Figure 6: Cascade reasoning evaluation across EditWorld and ROVER benchmarks, comparing cascade approaches against UMMs.
Figure 7: Visual reasoning augmentation evaluation across three problem domains, comparing VLM performance with and without visual reasoning artifacts from UMMs.
Analysis of Reasoning Capabilities
ROVER's analysis reveals uneven performance across reasoning subtasks. Models excel in temporal, spatial, and causal reasoning but struggle with abstract and mathematical tasks, with severe counting hallucinations in quantitative reasoning. Correlation analysis shows strong interdependence among physical reasoning types, while abstract reasoning develops as a distinct capability.
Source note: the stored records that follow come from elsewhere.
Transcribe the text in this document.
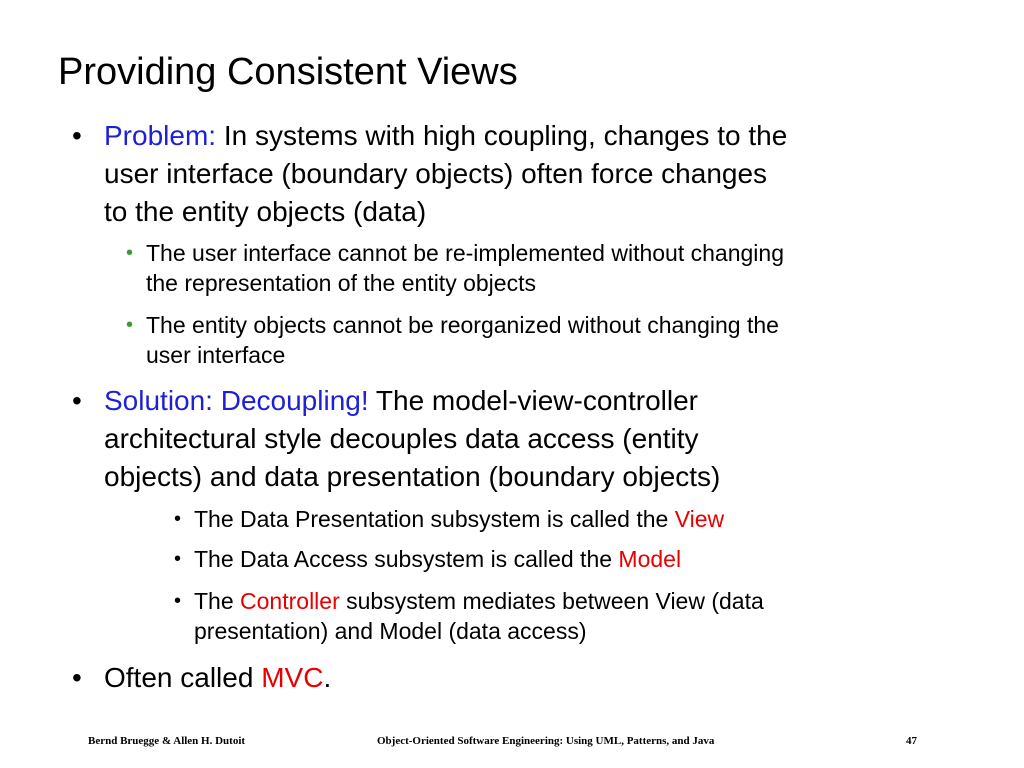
Providing Consistent Views
• Problem: In systems with high coupling, changes to the
user interface (boundary objects) often force changes
to the entity objects (data)
• The user interface cannot be re-implemented without changing
the representation of the entity objects
• The entity objects cannot be reorganized without changing the
user interface
• Solution: Decoupling! The model-view-controller
architectural style decouples data access (entity
objects) and data presentation (boundary objects)
• The Data Presentation subsystem is called the View
• The Data Access subsystem is called the Model
• The Controller subsystem mediates between View (data
presentation) and Model (data access)
• Often called MVC.
Bernd Bruegge & Allen H. Dutoit	Object-Oriented Software Engineering: Using UML, Patterns, and Java	47
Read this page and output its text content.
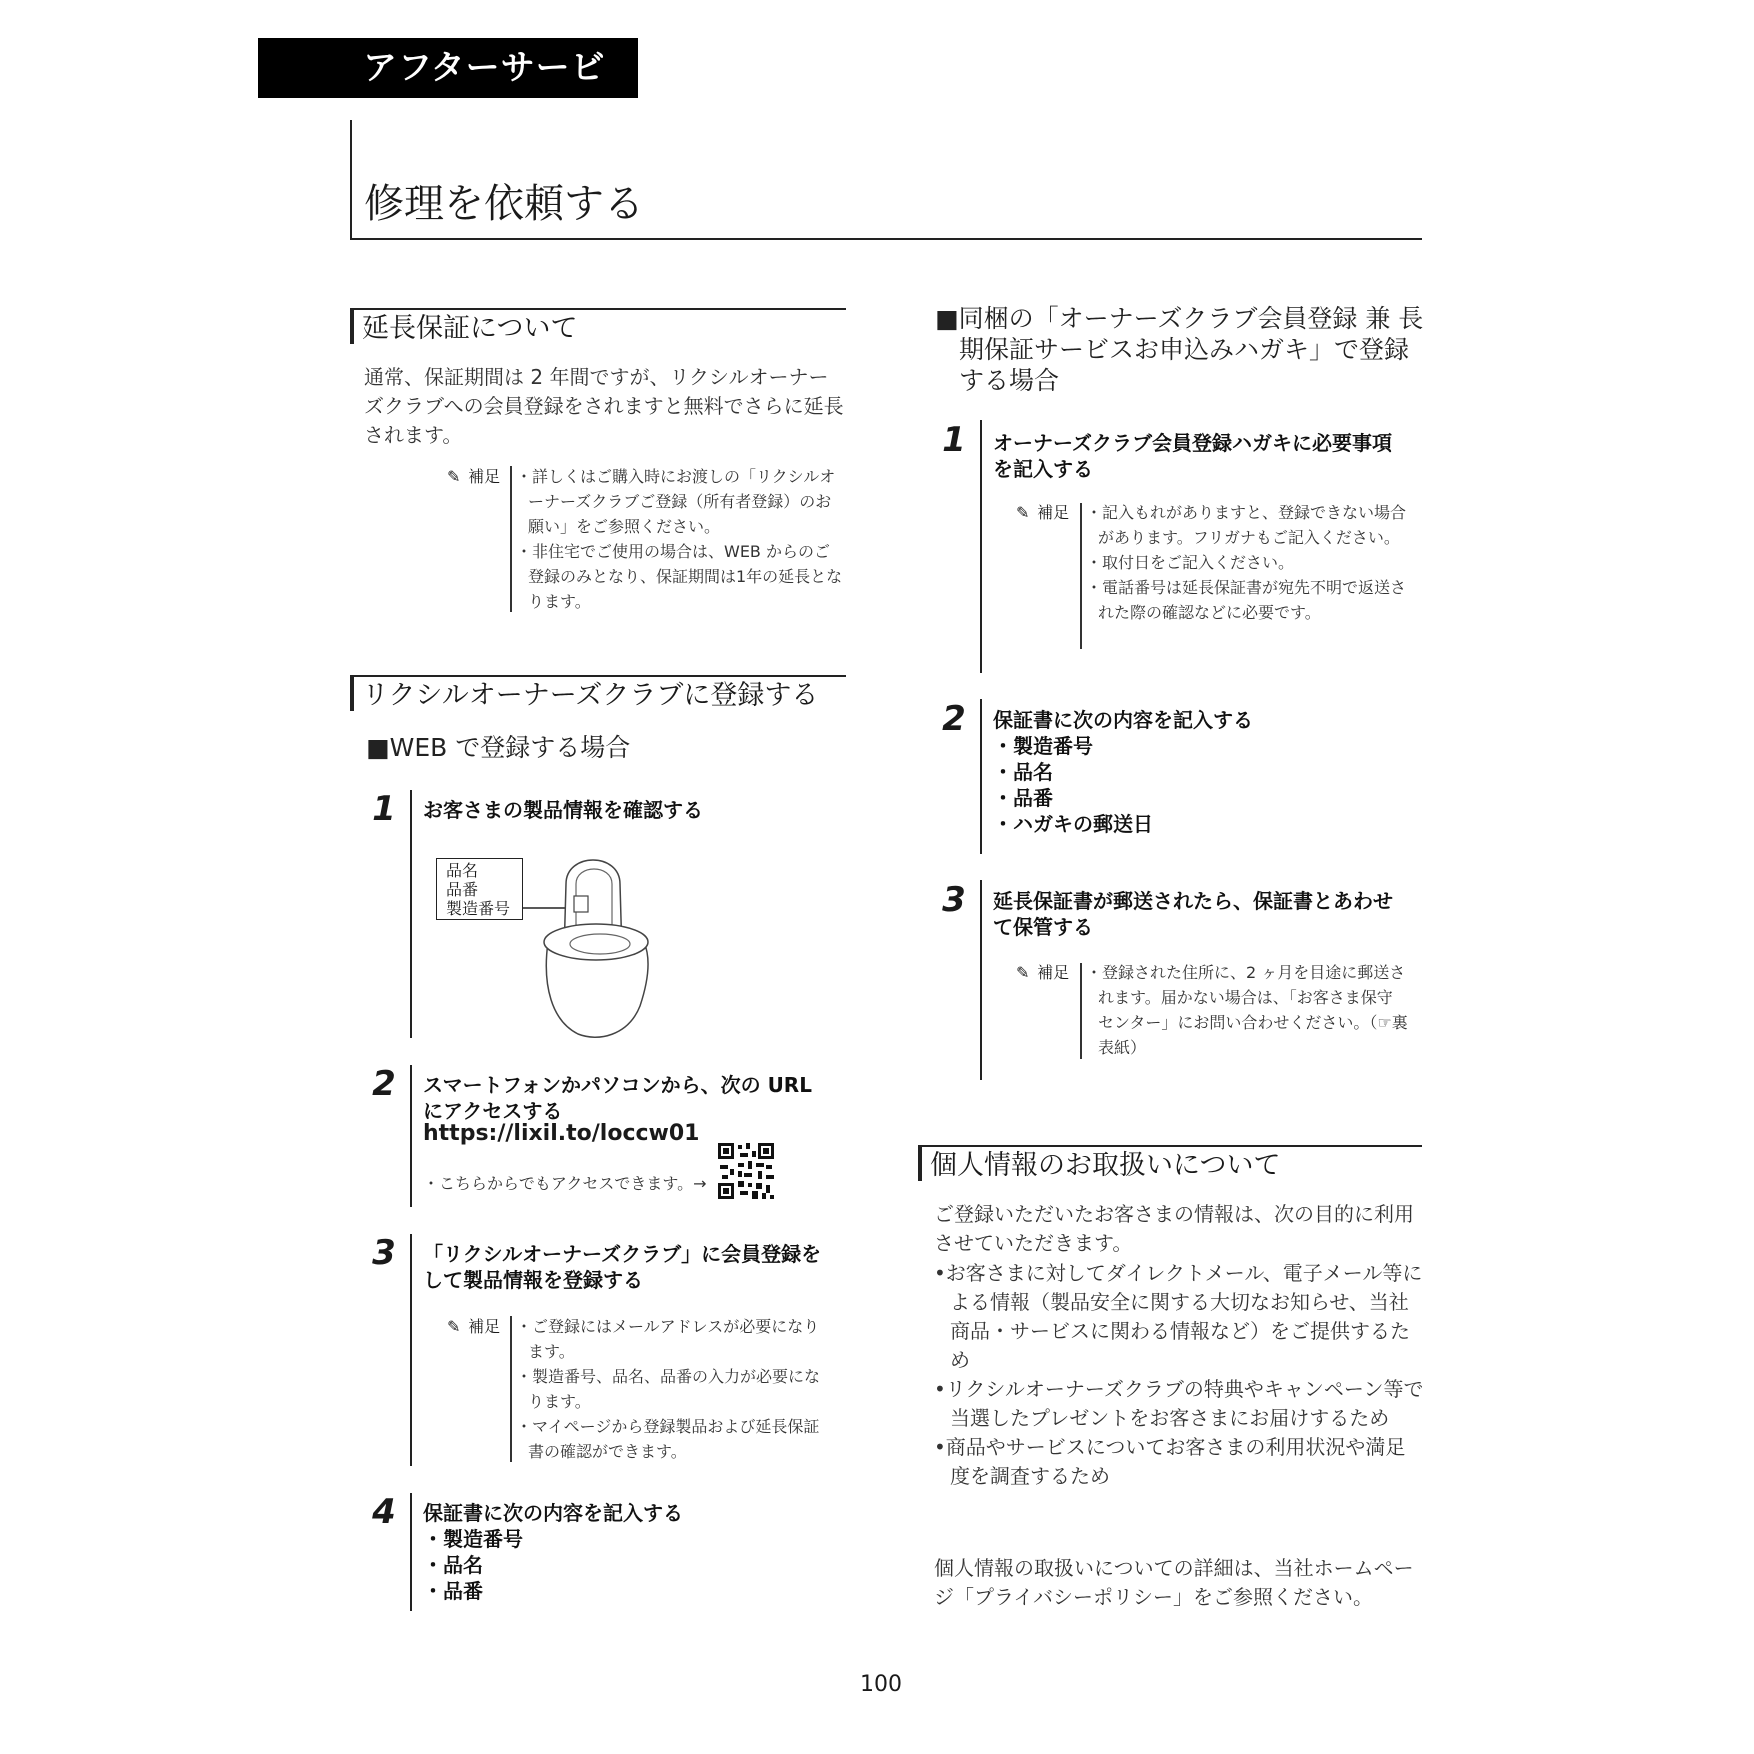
アフターサービス
修理を依頼する
延長保証について
通常、保証期間は 2 年間ですが、リクシルオーナーズクラブへの会員登録をされますと無料でさらに延長されます。
✎ 補足 ・詳しくはご購入時にお渡しの「リクシルオーナーズクラブご登録（所有者登録）のお願い」をご参照ください。

・非住宅でご使用の場合は、WEB からのご登録のみとなり、保証期間は1年の延長となります。

リクシルオーナーズクラブに登録する
■WEB で登録する場合
1	お客さまの製品情報を確認する
品名
品番
製造番号
2	スマートフォンかパソコンから、次の URL にアクセスする
https://lixil.to/loccw01
・こちらからでもアクセスできます。→
3	「リクシルオーナーズクラブ」に会員登録をして製品情報を登録する
✎ 補足 ・ご登録にはメールアドレスが必要になります。

・製造番号、品名、品番の入力が必要になります。

・マイページから登録製品および延長保証書の確認ができます。

4	保証書に次の内容を記入する
・製造番号
・品名
・品番
■同梱の「オーナーズクラブ会員登録 兼 長期保証サービスお申込みハガキ」で登録する場合
1	オーナーズクラブ会員登録ハガキに必要事項を記入する
✎ 補足 ・記入もれがありますと、登録できない場合があります。フリガナもご記入ください。

・取付日をご記入ください。

・電話番号は延長保証書が宛先不明で返送された際の確認などに必要です。

2	保証書に次の内容を記入する
・製造番号
・品名
・品番
・ハガキの郵送日
3	延長保証書が郵送されたら、保証書とあわせて保管する
✎ 補足 ・登録された住所に、2 ヶ月を目途に郵送されます。届かない場合は、「お客さま保守センター」にお問い合わせください。（☞裏表紙）

個人情報のお取扱いについて
ご登録いただいたお客さまの情報は、次の目的に利用させていただきます。

•お客さまに対してダイレクトメール、電子メール等による情報（製品安全に関する大切なお知らせ、当社商品・サービスに関わる情報など）をご提供するため

•リクシルオーナーズクラブの特典やキャンペーン等で当選したプレゼントをお客さまにお届けするため

•商品やサービスについてお客さまの利用状況や満足度を調査するため

個人情報の取扱いについての詳細は、当社ホームページ「プライバシーポリシー」をご参照ください。
100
Figure 8: Reasoning subtask performances.
Evaluation Reliability
A user paper with human experts confirms the reliability of the VLM-as-judge protocol, with strong Pearson correlation coefficients and low mean absolute error between GPT-4.1 and human ratings. Reasoning-related metrics exhibit larger discrepancies due to hallucination tendencies, but differences remain within acceptable bounds.
Figure 9: Evaluation reliability of GPT-4.1 across five assessment dimensions. Left: Pearson correlation coefficients between GPT-4.1 and human experts (green) versus GPT-4.1 and Gemini-2.5-Pro (purple). Right: Mean Absolute Error for the same comparisons.
Implications and Future Directions
ROVER establishes reciprocal cross-modal reasoning as a critical frontier for omnimodal generation. The benchmark exposes fundamental limitations in current UMMs, particularly in symbolic visual reasoning and the translation of abstract logic into visual form. These findings suggest that independent optimization of constituent modalities is insufficient; future UMMs must develop mechanisms for deep cross-modal integration and abstraction. ROVER provides actionable insights for training paradigms, architectural design, and evaluation protocols, informing the next generation of unified multimodal models.
Conclusion
ROVER introduces a rigorous benchmark for reciprocal cross-modal reasoning, systematically evaluating UMMs across 23 task types and exposing key capability gaps. The results highlight the necessity of cross-modal reasoning for omnimodal generation and provide a foundation for advancing unified multimodal intelligence in both practical and theoretical dimensions.